“The Tree had Sprung Forth and Begun to Bear Fruit”

Bryan Richards

The mother tree, with Jewish roots and Gentile branches, had begun to bear fruit. How accurately this describes the early Christian era. At this time the Gentiles were blossoming in the knowledge of the resurrected Jesus Christ. One will recall that the Jewish Christians had some misgivings about taking the gospel to the Gentiles, but Paul was their champion. He understood the will of the Lord in bringing forth this great work.

’For this cause I Paul, the prisoner of Jesus Christ for you Gentiles…
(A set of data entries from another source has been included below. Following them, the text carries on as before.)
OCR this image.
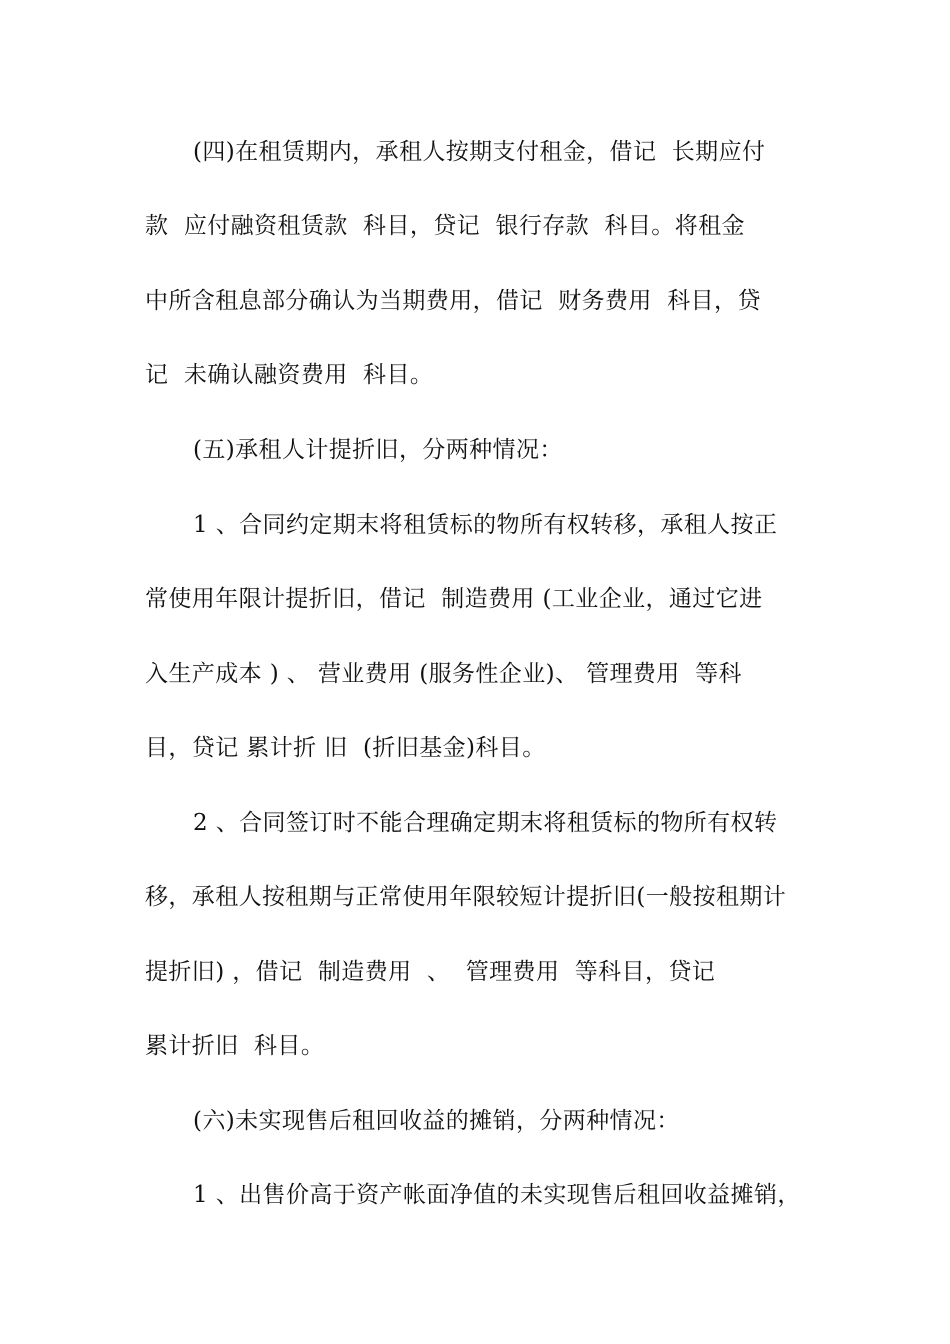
(四)在租赁期内，承租人按期支付租金，借记  长期应付
款  应付融资租赁款  科目，贷记  银行存款  科目。将租金
中所含租息部分确认为当期费用，借记  财务费用  科目，贷
记  未确认融资费用  科目。
(五)承租人计提折旧，分两种情况：
1 、合同约定期末将租赁标的物所有权转移，承租人按正
常使用年限计提折旧，借记  制造费用 (工业企业，通过它进
入生产成本 ) 、 营业费用 (服务性企业)、 管理费用  等科
目，贷记 累计折 旧  (折旧基金)科目。
2 、合同签订时不能合理确定期末将租赁标的物所有权转
移，承租人按租期与正常使用年限较短计提折旧(一般按租期计
提折旧) ，借记  制造费用  、  管理费用  等科目，贷记
累计折旧  科目。
(六)未实现售后租回收益的摊销，分两种情况：
1 、出售价高于资产帐面净值的未实现售后租回收益摊销，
That the Gentiles should be fellowheirs, and of the same body, and partakers of his promise in Christ by the gospel’ (Eph 3:1,6)

In Romans he warns the Gentiles that they must produce good fruit or they will be destroyed as the Israelites which preceded them:

’if the root be holy, so are the branches.
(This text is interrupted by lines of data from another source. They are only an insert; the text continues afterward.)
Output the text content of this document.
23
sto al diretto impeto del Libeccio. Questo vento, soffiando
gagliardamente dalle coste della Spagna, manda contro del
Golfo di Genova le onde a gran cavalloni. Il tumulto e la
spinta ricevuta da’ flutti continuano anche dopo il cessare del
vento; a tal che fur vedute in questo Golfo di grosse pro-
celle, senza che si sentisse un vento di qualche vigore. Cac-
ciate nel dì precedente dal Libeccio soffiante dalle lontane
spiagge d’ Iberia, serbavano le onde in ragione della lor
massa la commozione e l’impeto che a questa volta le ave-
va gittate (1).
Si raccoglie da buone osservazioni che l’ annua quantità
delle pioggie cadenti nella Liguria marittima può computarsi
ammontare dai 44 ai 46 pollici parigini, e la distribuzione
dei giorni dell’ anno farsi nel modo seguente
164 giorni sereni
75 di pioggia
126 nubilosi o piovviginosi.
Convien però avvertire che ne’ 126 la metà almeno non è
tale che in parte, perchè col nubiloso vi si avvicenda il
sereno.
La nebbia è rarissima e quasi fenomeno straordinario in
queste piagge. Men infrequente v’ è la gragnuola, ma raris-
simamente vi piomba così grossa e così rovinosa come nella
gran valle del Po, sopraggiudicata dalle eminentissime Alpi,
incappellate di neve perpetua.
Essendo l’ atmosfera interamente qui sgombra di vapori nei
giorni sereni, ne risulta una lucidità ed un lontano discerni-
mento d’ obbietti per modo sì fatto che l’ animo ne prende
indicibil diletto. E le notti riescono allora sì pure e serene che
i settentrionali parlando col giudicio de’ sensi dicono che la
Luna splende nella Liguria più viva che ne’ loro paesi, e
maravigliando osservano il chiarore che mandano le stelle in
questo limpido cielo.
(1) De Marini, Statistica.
And if some of the branches be broken off, and thou, being a wild olive tree, were graffed in among them, and with them partakest of the root and fatness of the olive tree;

Boast not against the branches. But if thou boast, thou bearest not the root, but the root thee.

Thou wilt say then, The branches were broken off, that I might be graffed in.

Well; because of unbelief they were broken off, and thou standest by faith. Be not highminded, but fear:

For if God spared not the natural branches, take heed lest he also spare not thee…

And they also, if they abide not still in unbelief, shall be graffed in: for God is able to graff them in again. (Rom 11:16-21,23)

After Christ comes and fulfills the Law of Moses, the Gentiles are adopted into the house of Israel, as participants in a new and everlasting covenant. They, in effect, become holy branches, for the branches of the wild tree have taken hold of the moisture of the root thereof (v. 18). For the rest of the allegory, it is easier to think of the mother tree as Christianity in general, with Jewish roots and Gentile branches. In this sense, the mother tree does not have to be limited geographically to the confines of Jerusalem.